Musyawarah yang dipimpin Badan Permusyawaratan Desa (BPD) dan Kepala Desa Kumapo itu menjadi wadah bagi warga untuk menyuarakan aspirasi. Tiga poin krusial menjadi sorotan, usulan sertifikasi tanah, pokok-pokok pemikiran BPD, serta aspirasi dan prakarsa masyarakat.

Dengan dukungan penuh dari tokoh masyarakat seperti Kusdin dan Basapa, masyarakat Desa Kumapo bersepakat mendesak Kepala Desa untuk segera mengajukan permohonan penerbitan sertifikat tanah kepada BPN, demi kepastian hukum dan mencegah potensi konflik.

Namun, di tengah desakan dan harapan warga, upaya menguak tabir dugaan tumpang tindih lahan ini menemui tembok penghalang.

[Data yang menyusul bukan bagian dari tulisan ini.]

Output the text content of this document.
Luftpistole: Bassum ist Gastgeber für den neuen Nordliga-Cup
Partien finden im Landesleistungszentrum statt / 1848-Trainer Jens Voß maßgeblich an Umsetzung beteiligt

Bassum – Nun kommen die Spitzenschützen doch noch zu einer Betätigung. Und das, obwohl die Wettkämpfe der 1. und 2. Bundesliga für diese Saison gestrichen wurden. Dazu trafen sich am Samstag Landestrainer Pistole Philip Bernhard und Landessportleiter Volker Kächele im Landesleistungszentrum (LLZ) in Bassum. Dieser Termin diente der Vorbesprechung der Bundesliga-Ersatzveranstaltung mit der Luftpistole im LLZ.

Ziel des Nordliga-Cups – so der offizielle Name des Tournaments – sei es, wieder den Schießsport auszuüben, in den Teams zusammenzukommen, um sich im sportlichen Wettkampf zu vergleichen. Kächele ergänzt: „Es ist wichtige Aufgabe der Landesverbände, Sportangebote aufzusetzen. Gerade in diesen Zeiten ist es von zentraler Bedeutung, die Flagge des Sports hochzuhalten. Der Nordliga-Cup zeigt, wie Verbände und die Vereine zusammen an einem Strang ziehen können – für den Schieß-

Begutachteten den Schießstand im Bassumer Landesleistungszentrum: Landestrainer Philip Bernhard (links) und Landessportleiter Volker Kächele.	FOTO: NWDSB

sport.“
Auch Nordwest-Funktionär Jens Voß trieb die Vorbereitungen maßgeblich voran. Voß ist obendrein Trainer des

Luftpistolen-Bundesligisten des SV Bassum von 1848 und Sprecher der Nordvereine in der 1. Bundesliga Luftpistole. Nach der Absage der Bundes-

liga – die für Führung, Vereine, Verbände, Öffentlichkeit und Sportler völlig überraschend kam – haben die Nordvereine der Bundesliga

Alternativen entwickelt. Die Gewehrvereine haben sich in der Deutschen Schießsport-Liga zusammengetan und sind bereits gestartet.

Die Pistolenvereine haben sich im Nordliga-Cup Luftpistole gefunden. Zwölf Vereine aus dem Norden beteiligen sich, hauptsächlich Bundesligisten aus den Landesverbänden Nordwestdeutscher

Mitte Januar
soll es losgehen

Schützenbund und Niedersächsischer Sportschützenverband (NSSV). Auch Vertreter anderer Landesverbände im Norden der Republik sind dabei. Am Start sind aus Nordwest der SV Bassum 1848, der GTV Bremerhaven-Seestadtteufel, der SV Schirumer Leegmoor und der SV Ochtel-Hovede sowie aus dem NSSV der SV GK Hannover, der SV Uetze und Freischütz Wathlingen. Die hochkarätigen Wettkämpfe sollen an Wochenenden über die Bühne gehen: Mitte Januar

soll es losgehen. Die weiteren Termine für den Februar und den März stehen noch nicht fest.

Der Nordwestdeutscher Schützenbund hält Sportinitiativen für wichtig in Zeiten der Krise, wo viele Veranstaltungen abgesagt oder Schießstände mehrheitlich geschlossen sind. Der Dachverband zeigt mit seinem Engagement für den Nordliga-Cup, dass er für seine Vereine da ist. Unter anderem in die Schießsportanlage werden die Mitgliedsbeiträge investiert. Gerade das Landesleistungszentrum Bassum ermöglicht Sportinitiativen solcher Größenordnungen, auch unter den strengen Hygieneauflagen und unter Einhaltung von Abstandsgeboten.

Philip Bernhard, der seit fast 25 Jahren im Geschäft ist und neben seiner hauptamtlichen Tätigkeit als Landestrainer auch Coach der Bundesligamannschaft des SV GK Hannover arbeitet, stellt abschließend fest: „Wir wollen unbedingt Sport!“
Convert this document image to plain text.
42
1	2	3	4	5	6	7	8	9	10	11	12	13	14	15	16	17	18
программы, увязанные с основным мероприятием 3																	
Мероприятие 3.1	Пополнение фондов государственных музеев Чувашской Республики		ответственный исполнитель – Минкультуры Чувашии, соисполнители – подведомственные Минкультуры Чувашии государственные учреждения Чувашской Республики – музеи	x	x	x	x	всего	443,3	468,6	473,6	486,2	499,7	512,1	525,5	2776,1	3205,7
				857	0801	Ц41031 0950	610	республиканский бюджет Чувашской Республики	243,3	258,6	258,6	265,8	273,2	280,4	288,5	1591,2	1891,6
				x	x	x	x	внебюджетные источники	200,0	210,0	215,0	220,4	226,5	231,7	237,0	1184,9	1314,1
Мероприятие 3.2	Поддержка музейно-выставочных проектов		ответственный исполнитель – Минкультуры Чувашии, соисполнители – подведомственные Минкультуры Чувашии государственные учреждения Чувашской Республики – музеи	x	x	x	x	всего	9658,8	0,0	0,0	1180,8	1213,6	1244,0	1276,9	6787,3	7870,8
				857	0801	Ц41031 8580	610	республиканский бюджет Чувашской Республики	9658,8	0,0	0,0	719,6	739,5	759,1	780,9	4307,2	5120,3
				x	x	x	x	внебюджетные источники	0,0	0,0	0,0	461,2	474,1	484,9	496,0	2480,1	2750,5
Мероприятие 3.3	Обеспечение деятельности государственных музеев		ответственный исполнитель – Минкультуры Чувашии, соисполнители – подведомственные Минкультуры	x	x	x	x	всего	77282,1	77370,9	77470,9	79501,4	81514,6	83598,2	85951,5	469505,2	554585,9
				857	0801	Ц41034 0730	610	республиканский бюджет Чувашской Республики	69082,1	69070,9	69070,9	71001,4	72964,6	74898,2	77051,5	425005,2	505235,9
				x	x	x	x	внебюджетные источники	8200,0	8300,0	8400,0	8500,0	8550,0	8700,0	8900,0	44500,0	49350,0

Senin, 16 Juni 2025, awak media yang mencoba mengklarifikasi langsung ke BPN Kabupaten Konawe harus pulang dengan tangan hampa.

Pintu kantor seolah tertutup rapat, pimpinan tidak di tempat karena mengikuti assessment di kementerian, dan pejabat seksi terkait pun tidak ada karena lagi penanganan unjuk rasa.

“Kepala BPN tidak ada, beliau lagi mengikuti assessment di kementerian. Seksi juga tidak ada yang bisa memberikan penjelasan soal itu,” terang seorang petugas keamanan, mengiyakan ketiadaan sosok yang bisa memberikan klarifikasi.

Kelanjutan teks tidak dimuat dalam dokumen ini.